Aufgespießt

Bin ich schön?

Endlich lässt sich gutes Aussehen von jedermann objektiv bewerten.

Von Elisa Sowieja

Zürich l Schönheit soll im Auge des Betrachters liegen? Nichts als eine naive Binsenweisheit ist das, erfunden vermutlich von einem hoffnungslosen Romantiker, dessen realistischer Blick auf die Welt durch Werke wie „Die Schöne und das Biest“ verklärt wurde.
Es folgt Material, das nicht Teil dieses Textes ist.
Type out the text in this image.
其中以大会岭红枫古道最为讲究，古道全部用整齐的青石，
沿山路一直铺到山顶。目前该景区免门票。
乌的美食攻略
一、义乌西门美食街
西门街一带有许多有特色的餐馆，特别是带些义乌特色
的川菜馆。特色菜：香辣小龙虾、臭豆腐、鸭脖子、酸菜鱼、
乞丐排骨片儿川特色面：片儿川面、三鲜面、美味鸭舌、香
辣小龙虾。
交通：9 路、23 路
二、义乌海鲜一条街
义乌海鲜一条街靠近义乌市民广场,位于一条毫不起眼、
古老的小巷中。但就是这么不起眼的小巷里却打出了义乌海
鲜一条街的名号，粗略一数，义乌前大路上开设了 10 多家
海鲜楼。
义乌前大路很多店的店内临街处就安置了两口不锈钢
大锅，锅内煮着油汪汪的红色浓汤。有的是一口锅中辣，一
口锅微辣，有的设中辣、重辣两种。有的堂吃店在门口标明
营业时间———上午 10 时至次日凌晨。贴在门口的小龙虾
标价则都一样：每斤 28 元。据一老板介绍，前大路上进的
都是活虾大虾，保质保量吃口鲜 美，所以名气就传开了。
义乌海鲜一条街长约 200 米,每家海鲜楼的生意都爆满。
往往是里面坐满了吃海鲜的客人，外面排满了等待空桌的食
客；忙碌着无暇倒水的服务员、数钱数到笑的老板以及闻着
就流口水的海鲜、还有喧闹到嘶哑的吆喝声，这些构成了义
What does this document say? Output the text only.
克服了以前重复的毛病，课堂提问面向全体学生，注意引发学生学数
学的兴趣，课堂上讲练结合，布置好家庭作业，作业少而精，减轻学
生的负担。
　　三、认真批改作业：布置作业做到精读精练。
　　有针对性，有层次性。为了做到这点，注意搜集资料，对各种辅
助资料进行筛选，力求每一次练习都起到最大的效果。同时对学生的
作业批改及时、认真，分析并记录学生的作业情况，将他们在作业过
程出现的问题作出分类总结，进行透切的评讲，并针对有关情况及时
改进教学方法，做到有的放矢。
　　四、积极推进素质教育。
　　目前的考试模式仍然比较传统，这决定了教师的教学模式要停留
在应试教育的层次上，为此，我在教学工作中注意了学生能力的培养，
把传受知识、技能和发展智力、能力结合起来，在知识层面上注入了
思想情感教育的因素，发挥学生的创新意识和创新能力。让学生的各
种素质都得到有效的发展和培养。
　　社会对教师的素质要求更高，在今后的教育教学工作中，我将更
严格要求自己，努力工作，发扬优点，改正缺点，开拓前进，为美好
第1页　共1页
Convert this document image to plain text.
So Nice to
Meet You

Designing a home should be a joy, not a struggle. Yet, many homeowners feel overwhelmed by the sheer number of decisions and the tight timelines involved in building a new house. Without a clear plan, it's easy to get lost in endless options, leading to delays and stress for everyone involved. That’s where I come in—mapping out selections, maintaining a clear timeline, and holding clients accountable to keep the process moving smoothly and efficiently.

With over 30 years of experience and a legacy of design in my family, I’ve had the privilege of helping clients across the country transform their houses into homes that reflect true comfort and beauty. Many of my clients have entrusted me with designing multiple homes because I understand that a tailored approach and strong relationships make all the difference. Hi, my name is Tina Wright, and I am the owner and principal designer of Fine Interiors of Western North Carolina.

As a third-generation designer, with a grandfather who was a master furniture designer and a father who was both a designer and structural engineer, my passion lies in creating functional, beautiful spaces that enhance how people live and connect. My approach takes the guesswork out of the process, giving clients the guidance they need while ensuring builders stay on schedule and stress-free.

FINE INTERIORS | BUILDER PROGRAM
Tatsächlich ist die Beurteilung von Schönheit eine rein objektive Angelegenheit. Und dank einer Schweizer Forschergruppe und den Machern einer Flirt-App kann die Evaluierung eines Gesichts nun von jedem Laien bewältigt werden: mit Hilfe einer Internetseite.

Die Wissenschaftler haben sich angeschaut, wen die App-Nutzer als schön eingestuft haben und bei wem sie, sagen wir, Luft nach oben sahen. Daraus haben sie ein Programm entwickelt, das einem mitteilt, wie es um die eigene Optik bestellt ist. Das funktioniert so: Man lade sein Foto auf faces.ethz.ch hoch, warte ein paar Sekunden – et voilà, das Programm spuckt eine von sechs Kategorien aus. Diese reichen vom „Hmm“ bis „Gottgleich“.

Der Bedarf nach solch einer verlässlichen Bewertungshilfe ist bei Laien ganz offensichtlich vorhanden: Allein innerhalb der ersten zwölf Stunden nach dem Start ließen sich laut Betreiber mehr als zwei Millionen Menschen bewerten. Einige schickten auch die Fotos anderer in den Beauty-Check und veröffentlichten das Ergebnis auf Twitter. So manches Resultat deckt auf, dass unsere inkompetente subjektive Sichtweise im Prinzip für die Füße ist: Die Mona Lisa bekam nämlich nur ein müdes „ok“ – die zweitschlechteste Wertung. Das Urteil für den Allerwertesten einer Katze hingegen: „Heiß“!